[Code of Federal Regulations]

[Title 42, Volume 4]

[Revised as of October 1, 2006]

From the U.S. Government Printing Office via GPO Access

[CITE: 42CFR447.54]



[Page 315-316]

 

                         TITLE 42--PUBLIC HEALTH

 

  CHAPTER IV--CENTERS FOR MEDICARE & MEDICAID SERVICES, DEPARTMENT OF 

                  HEALTH AND HUMAN SERVICES (CONTINUED)

 

PART 447_PAYMENTS FOR SERVICES--Table of Contents

 

                 Subpart A_Payments: General Provisions

 

Sec.  447.54  Maximum allowable charges.



    (a) Non-institutional services. Except as specified in paragraph 

(b), for non-institutional services, the plan must provide that--

    (1) Any deductible it imposes does not exceed $2.00 per month per 

family for each period of Medicaid eligibility. For example, if Medicaid 

eligibility is certified for a 3-month period, the maximum deductible 

which may be imposed on a family for that period of eligibility is 

$6.00;

    (2) Any coinsurance rate it imposes does not exceed 5 percent of the 

payment the agency makes for the services; and

    (3) Any co-payments it imposes do not exceed the amounts shown in 

the following table:



------------------------------------------------------------------------

                                                                Maximum

                                                               copayment

               States payment for the service                 chargeable

                                                                  to

                                                               recipient

------------------------------------------------------------------------

$10 or less.................................................        $.50

$10.01 to $25...............................................        1.00

$25.01 to $50...............................................        2.00

$50.01 or more..............................................        3.00

------------------------------------------------------------------------



    (b) Waiver of the requirement that cost sharing amounts be nominal. 

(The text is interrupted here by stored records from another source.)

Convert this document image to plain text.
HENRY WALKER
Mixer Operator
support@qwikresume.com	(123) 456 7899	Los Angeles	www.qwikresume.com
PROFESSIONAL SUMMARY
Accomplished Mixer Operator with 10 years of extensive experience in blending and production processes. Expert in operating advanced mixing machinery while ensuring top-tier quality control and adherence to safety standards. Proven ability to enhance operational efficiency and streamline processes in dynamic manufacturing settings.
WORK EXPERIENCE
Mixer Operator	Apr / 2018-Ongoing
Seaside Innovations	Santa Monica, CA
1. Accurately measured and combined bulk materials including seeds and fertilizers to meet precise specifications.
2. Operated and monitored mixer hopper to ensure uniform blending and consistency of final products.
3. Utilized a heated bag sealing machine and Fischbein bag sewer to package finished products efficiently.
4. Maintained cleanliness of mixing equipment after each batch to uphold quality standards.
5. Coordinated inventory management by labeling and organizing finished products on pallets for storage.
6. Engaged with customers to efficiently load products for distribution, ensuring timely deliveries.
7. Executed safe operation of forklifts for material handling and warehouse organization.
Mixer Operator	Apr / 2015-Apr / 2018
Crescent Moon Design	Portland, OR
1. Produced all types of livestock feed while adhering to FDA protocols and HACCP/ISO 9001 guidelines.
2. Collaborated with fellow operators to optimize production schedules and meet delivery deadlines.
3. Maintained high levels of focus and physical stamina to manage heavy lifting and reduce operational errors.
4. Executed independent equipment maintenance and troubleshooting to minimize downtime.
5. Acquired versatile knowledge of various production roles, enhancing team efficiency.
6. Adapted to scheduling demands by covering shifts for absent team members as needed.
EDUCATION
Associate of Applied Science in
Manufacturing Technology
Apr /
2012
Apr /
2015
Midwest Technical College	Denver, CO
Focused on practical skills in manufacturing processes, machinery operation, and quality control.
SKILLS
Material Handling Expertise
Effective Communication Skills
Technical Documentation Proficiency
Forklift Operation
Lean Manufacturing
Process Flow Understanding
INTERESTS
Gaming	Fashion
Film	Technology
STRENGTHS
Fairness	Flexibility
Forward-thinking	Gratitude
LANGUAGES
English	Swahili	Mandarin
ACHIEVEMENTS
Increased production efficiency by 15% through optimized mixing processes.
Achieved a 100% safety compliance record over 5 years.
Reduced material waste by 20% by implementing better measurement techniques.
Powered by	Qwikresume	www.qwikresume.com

Upon approval from CMS, the requirement that cost sharing charges must 

be nominal may be waived, in accordance with section 431.55(g) for 

nonemergency services furnished in a hospital emergency room.

    (c) Institutional services. For institutional services, the plan 

must provide that the maximum deductible, coinsurance or co-payment 

charge for each admission does not exceed 50 percent of the payment the 

agency makes for the first day of care in the institution.

    (d) Cumulative maximum. The plan may provide for a cumulative 

maximum amount for all deductible, coinsurance or co-payment charges 

that it



[[Page 316]]



imposes on any family during a specified period of time.